In Benin, MicroLead partners Freedom from Hunger, ALIDE (an MFI) and FadeC (an NGO) are experimenting with the investment/return balance for linking savings groups. What is the bare minimum that financial service providers (FSPs) must invest to create and maintain a successful linkage? And specifically, do savings groups need formal financial education to succeed? Or might a media campaign explaining the process suffice?
ALIDE and Freedom from Hunger plan to compare “control groups” of savings groups who receive the traditional financial education against groups which only receive their information through mass media. In order to ensure that members of the control groups don’t accidentally encounter the mass media ads, the two sets of groups are located in different parts of the project area.
The media campaign will likely be by radio and is planned to promote the benefits of savings linkages, information about ALIDE, and where and how to access the product. ALIDE will later compare the levels of pickup and usage in both areas.
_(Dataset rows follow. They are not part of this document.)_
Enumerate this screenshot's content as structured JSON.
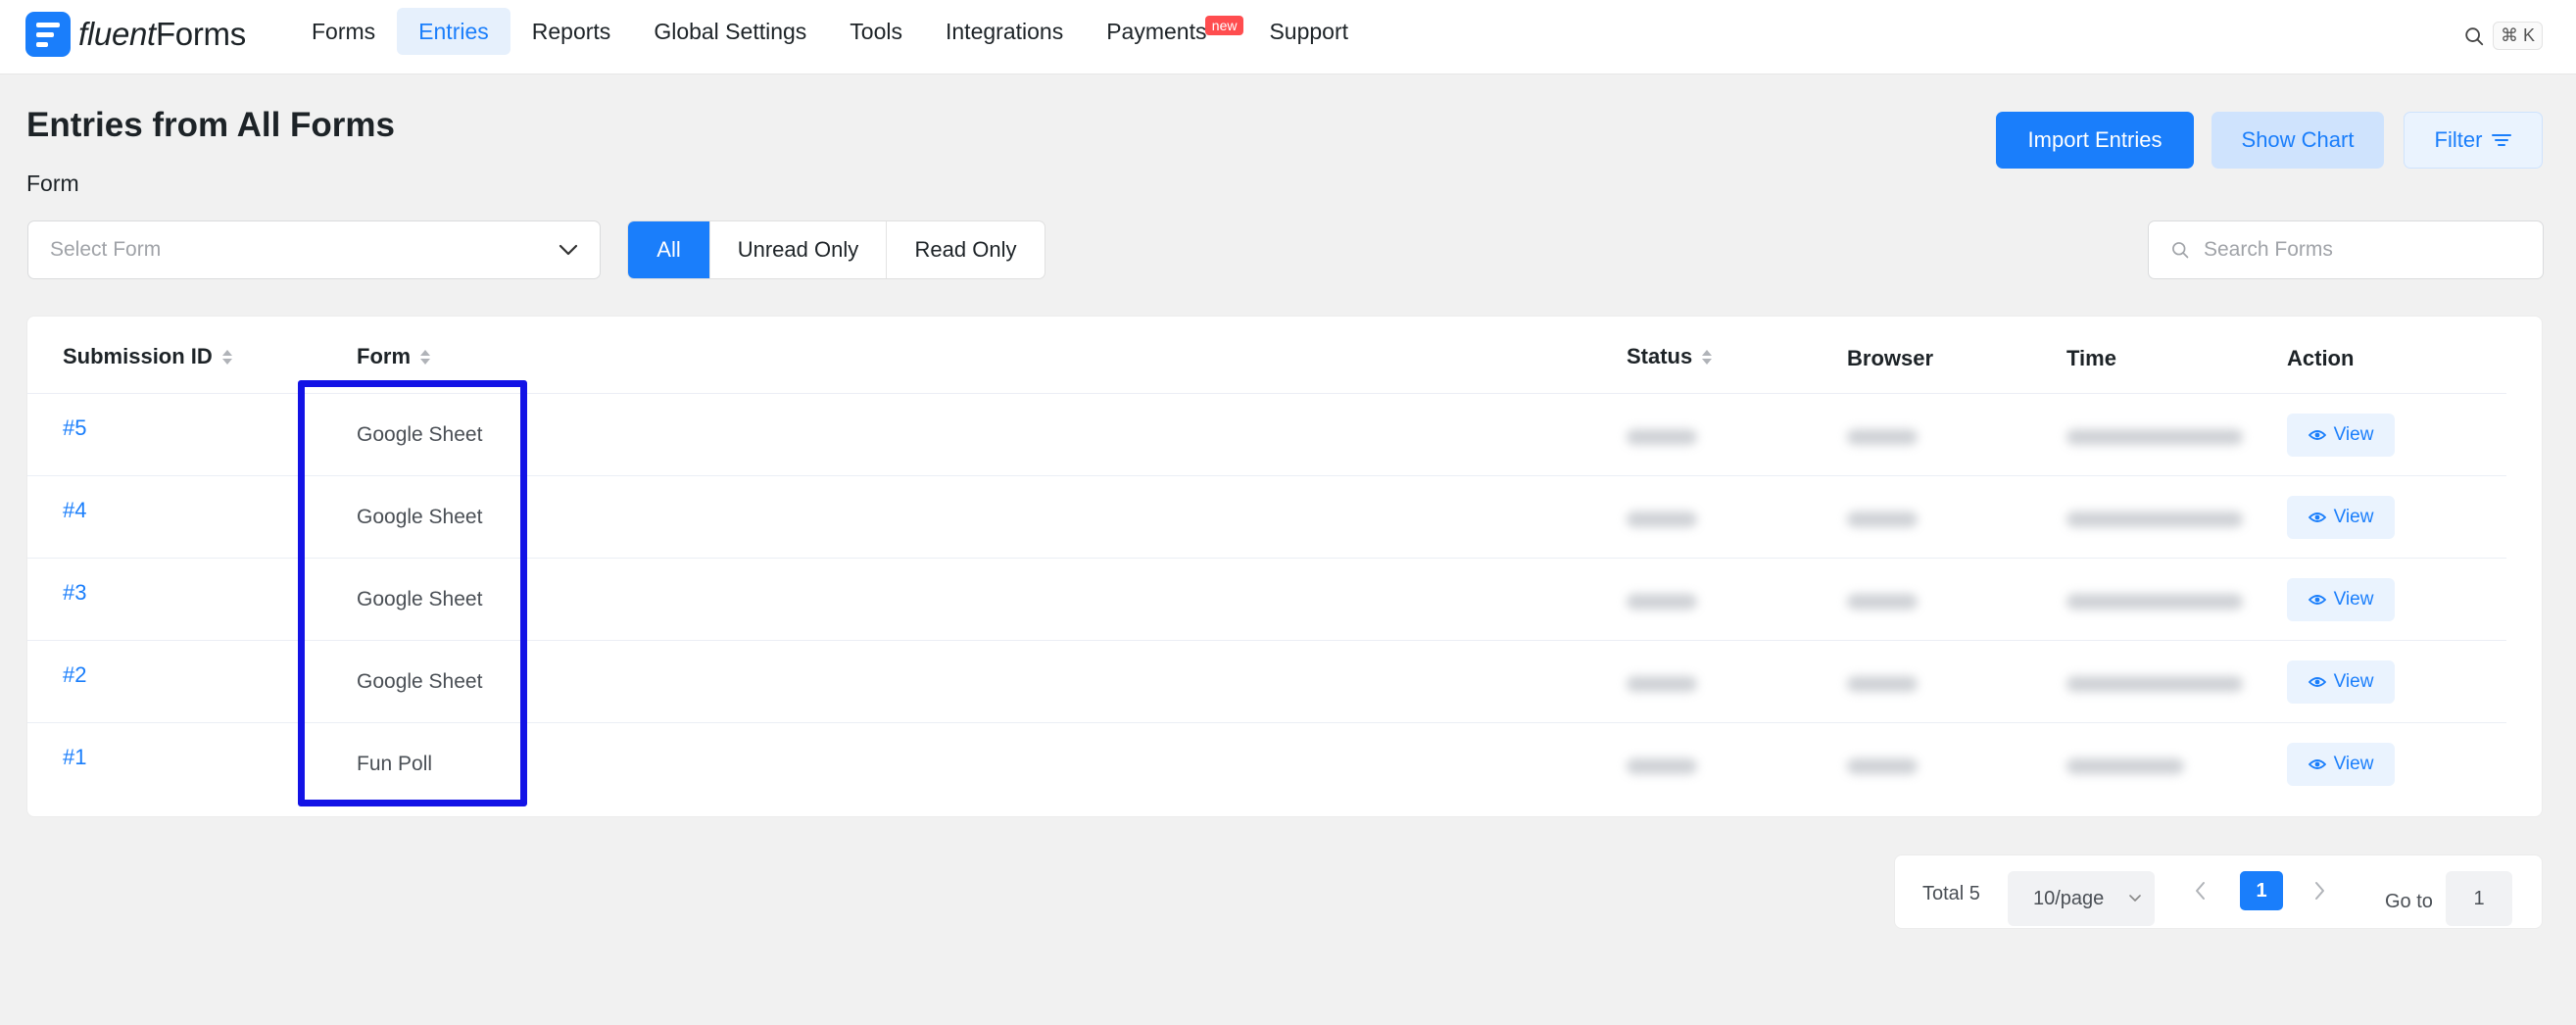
{
  "brand": {
    "name_light": "fluent",
    "name_bold": "Forms"
  },
  "nav": {
    "items": [
      {
        "label": "Forms"
      },
      {
        "label": "Entries"
      },
      {
        "label": "Reports"
      },
      {
        "label": "Global Settings"
      },
      {
        "label": "Tools"
      },
      {
        "label": "Integrations"
      },
      {
        "label": "Payments",
        "badge": "new"
      },
      {
        "label": "Support"
      }
    ],
    "active": "Entries",
    "shortcut": "⌘ K"
  },
  "header": {
    "title": "Entries from All Forms",
    "form_label": "Form",
    "import_label": "Import Entries",
    "chart_label": "Show Chart",
    "filter_label": "Filter"
  },
  "controls": {
    "select_placeholder": "Select Form",
    "segments": [
      {
        "label": "All",
        "selected": true
      },
      {
        "label": "Unread Only",
        "selected": false
      },
      {
        "label": "Read Only",
        "selected": false
      }
    ],
    "search_placeholder": "Search Forms"
  },
  "table": {
    "columns": {
      "id": "Submission ID",
      "form": "Form",
      "status": "Status",
      "browser": "Browser",
      "time": "Time",
      "action": "Action"
    },
    "rows": [
      {
        "id": "#5",
        "form": "Google Sheet",
        "action": "View"
      },
      {
        "id": "#4",
        "form": "Google Sheet",
        "action": "View"
      },
      {
        "id": "#3",
        "form": "Google Sheet",
        "action": "View"
      },
      {
        "id": "#2",
        "form": "Google Sheet",
        "action": "View"
      },
      {
        "id": "#1",
        "form": "Fun Poll",
        "action": "View"
      }
    ]
  },
  "pagination": {
    "total": "Total 5",
    "page_size": "10/page",
    "current_page": "1",
    "goto_label": "Go to",
    "goto_value": "1"
  },
  "colors": {
    "accent": "#1a7efb",
    "highlight": "#1313e6",
    "badge": "#ff4d4f"
  }
}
The experiment began in January 2016. Savings group linkages were a new process for ALIDE, so it began when ALIDE received field training in savings group operations at FADeC, another Freedom from Hunger partner. The engagement was so successful that ALIDE was inspired to start creating their own network of savings groups themselves, rather than merely partner with existing groups. To date, they’ve developed a group savings product, accessible through mobile phones. Users will be exposed to seven financial education sessions prior to opening an account, and the team is in the process of developing the financial education module. ALIDE will also develop a network of their own proprietary agents to facilitate access of their product to existing savings groups. They also plan to use a digital financial services (DFS) solution consisting of an existing platform being used in Benin. “In Benin,” says Christian Loupeda of Freedom from Hunger, “another MFI developed a transactional platform, CARNES, and is making it available for other MFIs on a fee basis. ALIDE already set up a deal with that MFI for the use of CARNES. So we’ve been structuring ALIDE’s new group product in a way that we can incorporate the use of that platform into our financial service.” ALIDE plans to start delivering these savings services in the first quarter of 2017.
Though the media campaign is still a work in process, ALIDE and Freedom from Hunger plan something significantly “lighter” than the full financial education sessions. Testing will begin in December 2016 and the final research and report will be available by year end 2017.
MicroLead is a UNCDF-managed global initiative challenging regulated FSPs to develop and roll-out deposit services which respond to the rural vacuum of services. With the generous support of the Bill & Melinda Gates Foundation, The MasterCard Foundation and the LIFT Fund in Myanmar, MicroLead works with a variety of FSPs and technical service providers to reach rural markets, particularly women, with demand-driven, responsibly priced products offered via alternative delivery channels such as rural agents, mobile phones, roving agents, point of sales devices and group linkages. This is combined with financial education, so customers not only have access but can effectively use quality services.